As vezes quando viajo para Miguel Pereira, ainda dou sorte de aparecer uma por lá, e fico um tempão admirando a delicadeza desse bichinho, a perfeição de suas asas, sua tranquilidade e a paz que ela me passa.
Antigamente aqui pelo Rio, volta e meia uma entrava pela janela, pois as ruas eram muito mais arborizadas, propiciando ninhos confortáveis para elas e para os passarinhos.
Sinto falta da Avenida Copacabana cheia de árvores, da Igreja de Nossa Senhora de Copacabana que foi colocada abaixo para erguerem uma nova em prédio modernoso. As árvores foram cortada por causa da quantidade de fios que foram sendo colocados nos postes, porque não fizeram logo a fiação subterrânea né? Não, era mais fácil cortar as coitadinhas!
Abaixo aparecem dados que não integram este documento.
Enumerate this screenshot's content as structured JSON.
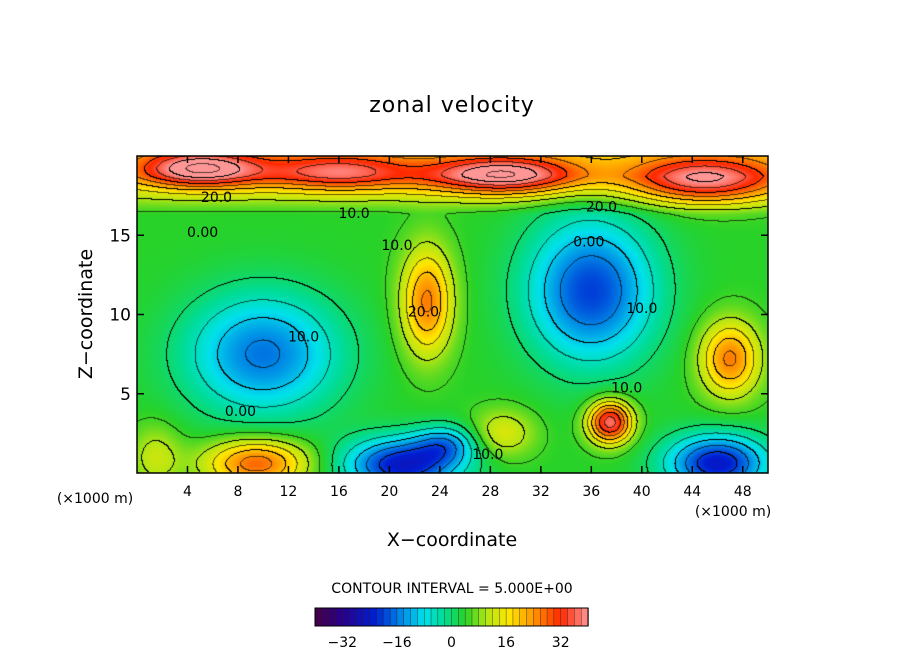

Resultado: Foram-se as árvores, os passarinhos, as esperanças, as cigarras e "quem ficaram"?????? Quem quem quem ?????
A MOSQUITADAAAAAAAAAAAAAAAAAAAAAA!
Gente do céu, como tem mosquito por aqui, caramba, eles chegam a colidir com a cara da gente, fazem redemoinho e tudo embaixo da mesinha da minha sala. Coloquei uma tela mosquiteira, mas "os povo" aqui de casa tem preguiça de puxar e deixam os "vampirinhos" entrarem e fazerem a festa na perna da gente, ainda mais aqui no micro!
A falta dos passarinhos, inimigos pessoais dos mosquitos, faz com que eles se proliferemmmmmmm por demaisssssss, e quem sofre somos nós. Fumacê não vejo faz tempo, nem sei se vai voltar, não adianta nem pedir a tal da Sucam, não tem verba.
Enfim! Enquanto a esperança não vem dar o ar da graça por aqui, vou olhando essa que arrumei, quem sabe alguma pensa que é um parente distante e resolve pousar no meu ombro!
Afinal, "ELA", é a última que morre!